Arthur Pouliquen est l’auteur de Georges Sorel. Le mythe de la révolte, (Le Cerf, 2023). Propos recueillis par Hermine de Rosny. 

Quelles sont les principales influences philosophiques et politiques que Georges Sorel a intégrées dans sa pensée révolutionnaire ?

Elles sont extrêmement diverses : Georges Sorel est un pur produit de son temps. Il lit et commente tout, des Grecs (opposant Xénophon à Platon) aux Allemands, notamment Nietzsche et Kant. Mais Sorel est surtout connu pour être l’un des importateurs de la pensée de Marx en France, qu’il tente de réconcilier intellectuellement avec Proudhon. Il se réclame en même temps de Renan et de Bergson, refusant tout déterminisme. Il débat encore avec les pionniers de la sociologie, débattant Durkheim, s’inspirant ici et là de Le Bon. Il est également très intéressé par la vie des idées de l’autre côté des Alpes : la métaphysique de Vico l’intéresse particulièrement. La pensée de Sorel est ainsi tout à fait éclectique et, en même temps, si vivante, à l’image du bouillonnement intellectuel de son époque.

C’est aussi un grand critique des thèses de Comte. Pour lui, les partisans du positivisme, idéologie officieuse de la Troisième République, « représentent, à un degré éminent, la médiocrité, l’orgueil et le pédantisme ». Contre eux, contre « les philosophes contemporains, les experts en sciences sociales et les inventeurs de réformes », il défend avec Bergson qu’une métaphysique est nécessaire. C’est dans le feu de la lutte sociale qu’émergerait alors une nouvelle philosophie, fruit de l’époque, détachée des conceptions de l’Ancien régime comme de la modernité libérale.

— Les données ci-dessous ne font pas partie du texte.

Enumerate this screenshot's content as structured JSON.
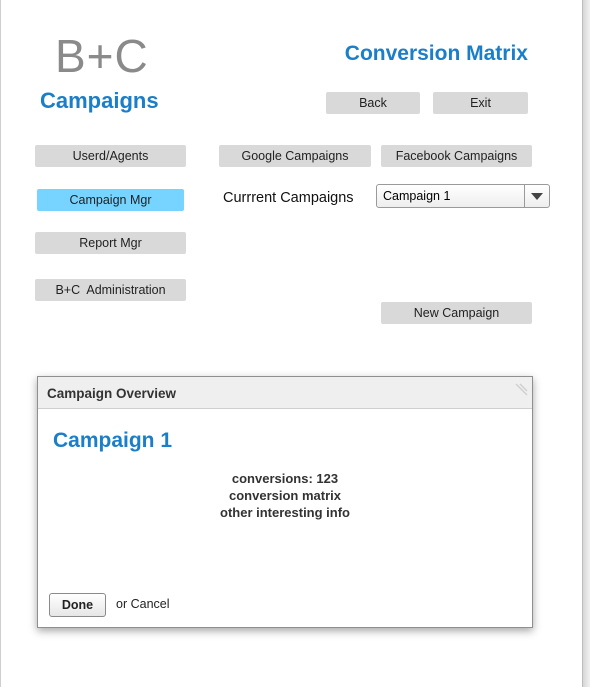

Quelle a été la portée de la pensée de Georges Sorel ? A-t-elle entraîné des conséquences sur le syndicalisme révolutionnaire ?

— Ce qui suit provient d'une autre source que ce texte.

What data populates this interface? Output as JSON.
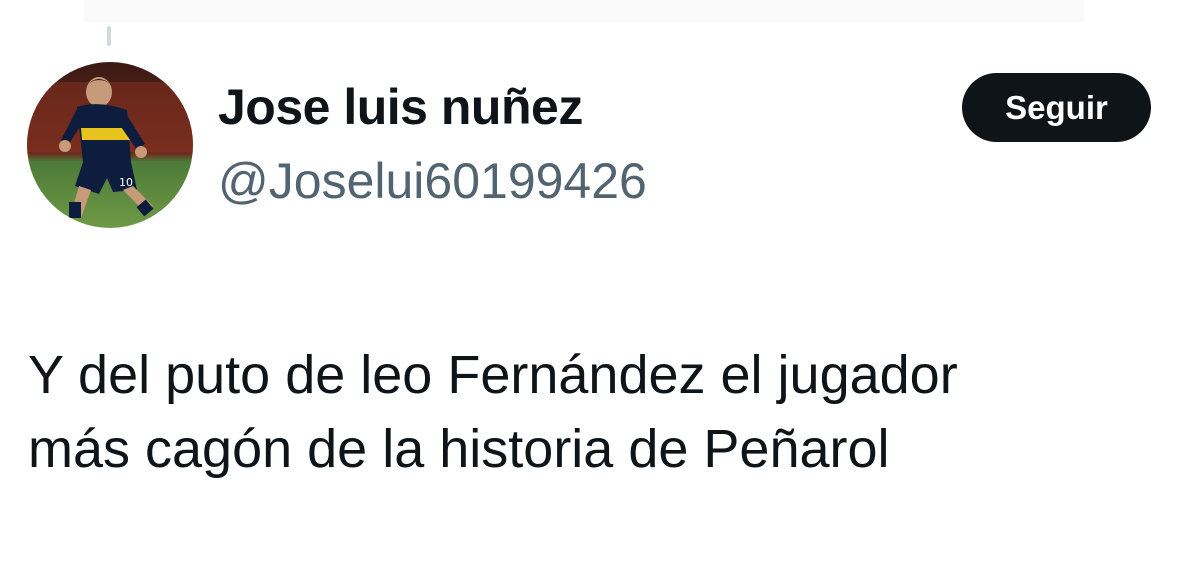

Son influence est difficile à évaluer, car Sorel est un chroniqueur plus qu’un militant. Il reste extérieur à toute organisation, qu’elle soit politique ou syndicale. On sait cependant qu’il est lu en France par certaines figures du syndicalisme révolutionnaire, telles que Monatte, Berth ou Lagardelle, et plus encore en Italie, par Labriola ou même par le libéral Croce, avec lequel il correspond.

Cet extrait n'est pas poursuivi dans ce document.